Loan documents clearly state an APR of 120% based on the fee schedule. Yet according to a new lawsuit seeking class action status, claims of actual fees of up to and over 1000% APR are alleged. Fifth Third Bancorp has faced multiple lawsuits over fees for its Early Access deposit-advance loans.

What is Early Access? It is essentially a payday loan style product offered by Fifth Third to its existing customers. A basic qualification is that the customer routinely receives direct deposits into their bank account. The maximum loan amount is $1,000.

At issue is the fee itself. Fifth Third states that a $10 fee for every $100 lent equates to a monthly rate of 10% and an annual rate of 120% APR.

At issue is the time length of the loan. For customers who repay the loan in less than a month, their effective interest rate is substantially higher since the fee is the same. Those rates may be in violation of federal and state usury limits, which is what the lawsuits allege.

These short-term loans have traditionally been the bread and butter of payday loan companies. Some state legislatures have enacted laws that ban or substantially limit the fees and activities of payday loan companies.

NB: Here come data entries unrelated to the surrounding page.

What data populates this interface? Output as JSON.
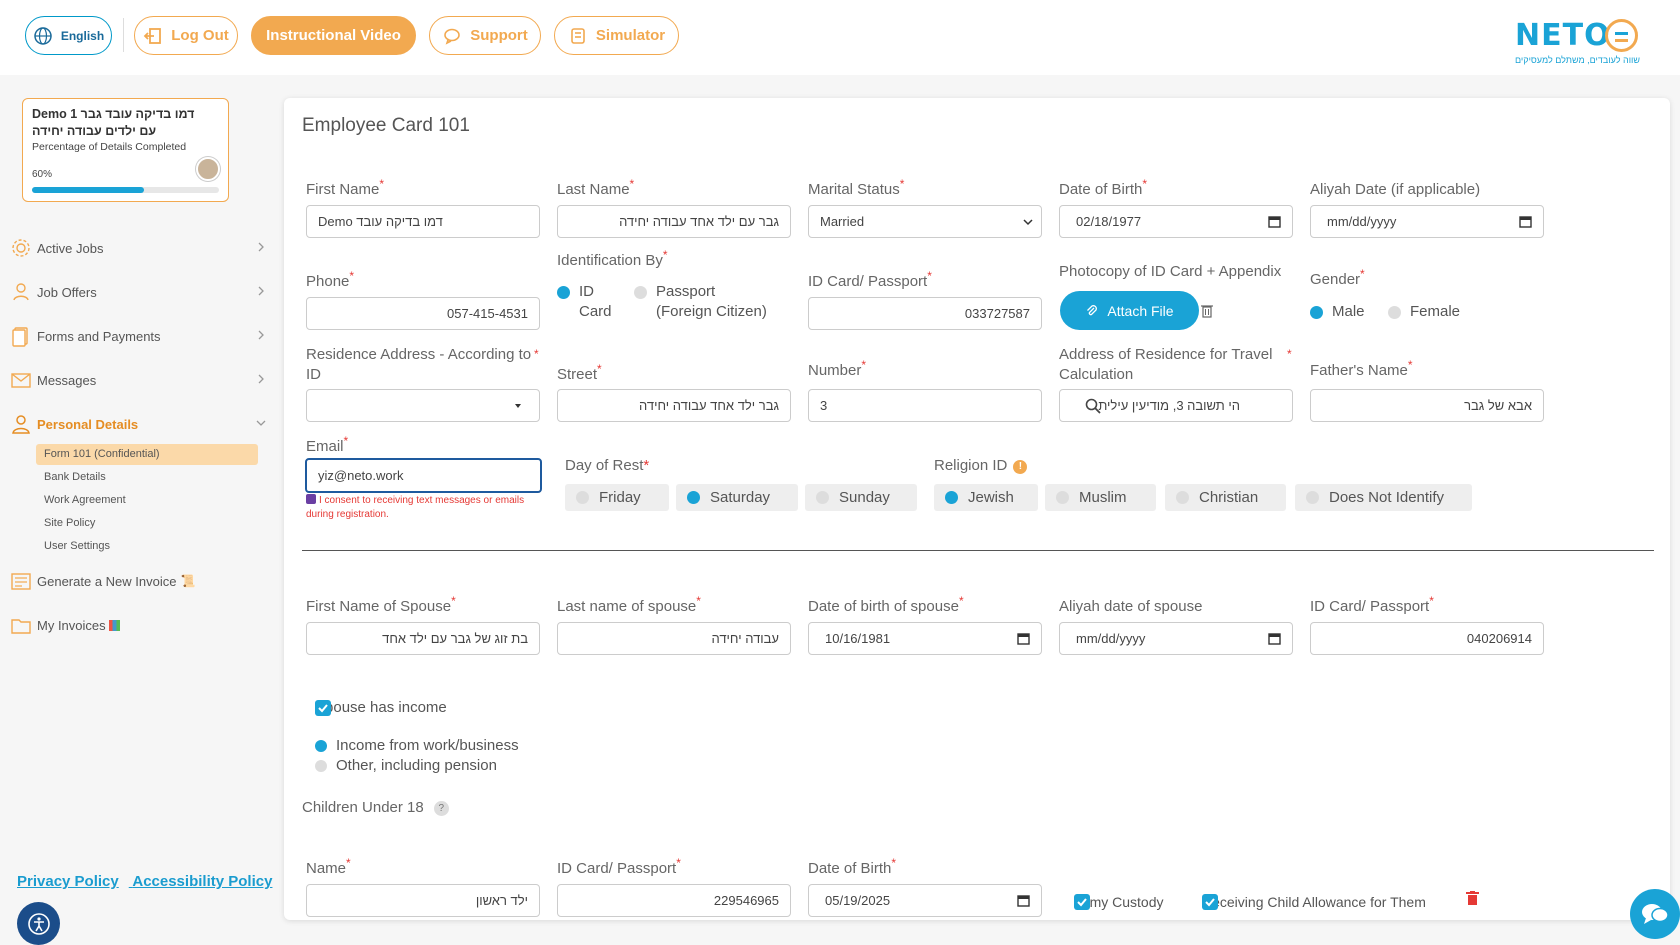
{
  "header": {
    "language_label": "English",
    "logout_label": "Log Out",
    "video_label": "Instructional Video",
    "support_label": "Support",
    "simulator_label": "Simulator",
    "logo_text": "NETO",
    "logo_tagline": "שווה לעובדים, משתלם למעסיקים"
  },
  "profile": {
    "name": "Demo 1 דמו בדיקה עובד גבר עם ילדים עבודה יחידה",
    "details_label": "Percentage of Details Completed",
    "percent_text": "60%",
    "percent_value": 0.6
  },
  "nav": {
    "items": [
      {
        "label": "Active Jobs"
      },
      {
        "label": "Job Offers"
      },
      {
        "label": "Forms and Payments"
      },
      {
        "label": "Messages"
      },
      {
        "label": "Personal Details"
      }
    ],
    "sub_items": [
      {
        "label": "Form 101 (Confidential)"
      },
      {
        "label": "Bank Details"
      },
      {
        "label": "Work Agreement"
      },
      {
        "label": "Site Policy"
      },
      {
        "label": "User Settings"
      }
    ],
    "invoice_label": "Generate a New Invoice",
    "my_invoices_label": "My Invoices"
  },
  "footer": {
    "privacy": "Privacy Policy",
    "accessibility": "Accessibility Policy"
  },
  "form": {
    "title": "Employee Card 101",
    "first_name": {
      "label": "First Name",
      "value": "Demo דמו בדיקה עובד"
    },
    "last_name": {
      "label": "Last Name",
      "value": "גבר עם ילד אחד עבודה יחידה"
    },
    "marital": {
      "label": "Marital Status",
      "value": "Married"
    },
    "dob": {
      "label": "Date of Birth",
      "value": "02/18/1977"
    },
    "aliyah": {
      "label": "Aliyah Date (if applicable)",
      "value": "mm/dd/yyyy"
    },
    "phone": {
      "label": "Phone",
      "value": "057-415-4531"
    },
    "ident_by": {
      "label": "Identification By",
      "opt1": "ID Card",
      "opt2": "Passport (Foreign Citizen)"
    },
    "id_card": {
      "label": "ID Card/ Passport",
      "value": "033727587"
    },
    "photocopy": {
      "label": "Photocopy of ID Card + Appendix",
      "button": "Attach File"
    },
    "gender": {
      "label": "Gender",
      "male": "Male",
      "female": "Female"
    },
    "residence": {
      "label": "Residence Address - According to ID",
      "value": ""
    },
    "street": {
      "label": "Street",
      "value": "גבר ילד אחד עבודה יחידה"
    },
    "number": {
      "label": "Number",
      "value": "3"
    },
    "travel_address": {
      "label": "Address of Residence for Travel Calculation",
      "value": "הי תשובה 3, מודיעין עילית"
    },
    "father": {
      "label": "Father's Name",
      "value": "אבא של גבר"
    },
    "email": {
      "label": "Email",
      "value": "yiz@neto.work"
    },
    "consent": "I consent to receiving text messages or emails during registration.",
    "rest": {
      "label": "Day of Rest",
      "options": [
        "Friday",
        "Saturday",
        "Sunday"
      ]
    },
    "religion": {
      "label": "Religion ID",
      "options": [
        "Jewish",
        "Muslim",
        "Christian",
        "Does Not Identify"
      ]
    },
    "spouse_first": {
      "label": "First Name of Spouse",
      "value": "בת זוג של גבר עם ילד אחד"
    },
    "spouse_last": {
      "label": "Last name of spouse",
      "value": "עבודה יחידה"
    },
    "spouse_dob": {
      "label": "Date of birth of spouse",
      "value": "10/16/1981"
    },
    "spouse_aliyah": {
      "label": "Aliyah date of spouse",
      "value": "mm/dd/yyyy"
    },
    "spouse_id": {
      "label": "ID Card/ Passport",
      "value": "040206914"
    },
    "spouse_income": "Spouse has income",
    "income_work": "Income from work/business",
    "income_other": "Other, including pension",
    "children_label": "Children Under 18",
    "child_name": {
      "label": "Name",
      "value": "ילד ראשון"
    },
    "child_id": {
      "label": "ID Card/ Passport",
      "value": "229546965"
    },
    "child_dob": {
      "label": "Date of Birth",
      "value": "05/19/2025"
    },
    "custody": "In my Custody",
    "allowance": "Receiving Child Allowance for Them"
  }
}
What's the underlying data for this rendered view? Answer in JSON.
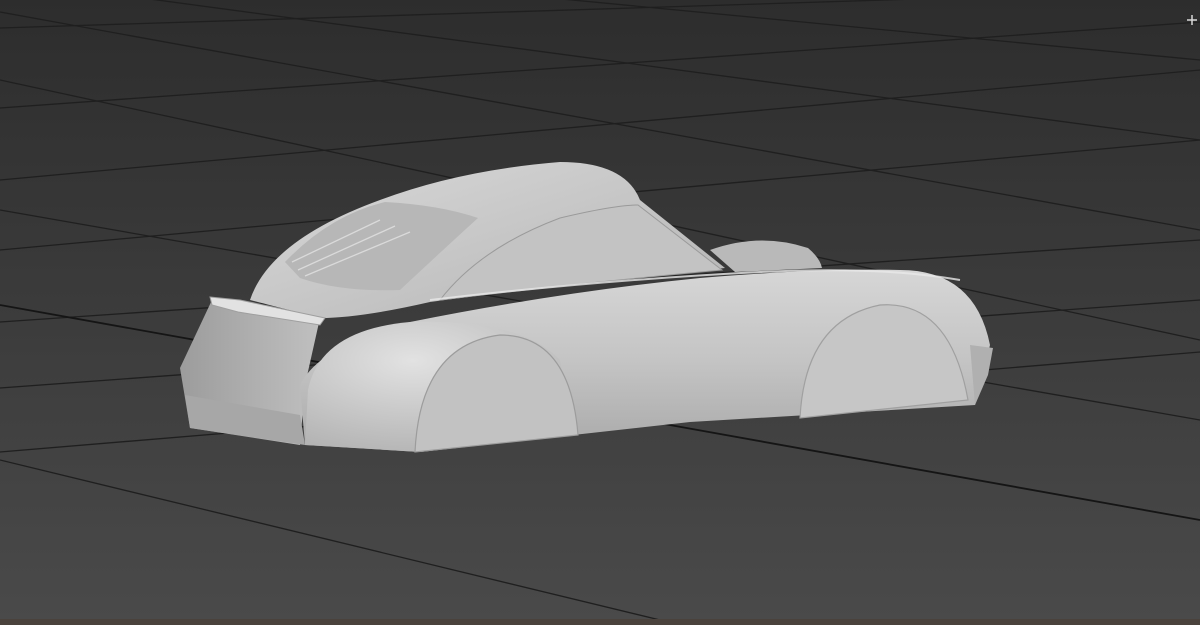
{
  "viewport": {
    "background_top": "#2e2e2e",
    "background_bottom": "#474747",
    "grid_color": "#1e1e1e",
    "grid_axis_color": "#141414",
    "model_color": "#c9c9c9",
    "model_shadow_color": "#8f8f8f",
    "model_highlight_color": "#e6e6e6"
  },
  "model": {
    "icon": "car-body-mesh"
  },
  "overlay": {
    "corner_icon": "plus-marker-icon",
    "bottom_bar_color": "#4a423c"
  }
}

However, in attempts to find new sources of income, many large and regional banks have begun to offer short-term loans. Regions Bank had utilized a loophole in North Carolina payday loan bans to offer similar loans over the internet to North Carolina residents. It has since ended the program due to efforts by the Center for Responsible Lending and other consumer advocates to curb such activities.

Consumers almost always have better options when they need short-term funding. Even the dreaded credit card cash advance has an APR of about a quarter of the cost of the Early Access loan.

While the short-term loan market is heating up with the inclusion of banks, not all news is bad. For example, North Carolina’s State Employees’ Credit Union provides a similar product with a 12% APR, which is less than a tenth of the cost. Still, this lower rate is an anomoly as lenders vie to gain lucrative market share, utilizing preemption loopholes to sidestep North Carolina’s payday loan ban. One of the best known players is Western Sky Financial, which has faced numerous regulatory actions against its high fees.

All short-term lenders are on notice as they attempt to find the happy medium between increasing profits and avoiding regulatory or legal action. The result of lawsuits like these and other regulatory positions will have a dramatic influence on short-term lending markets as well as its players.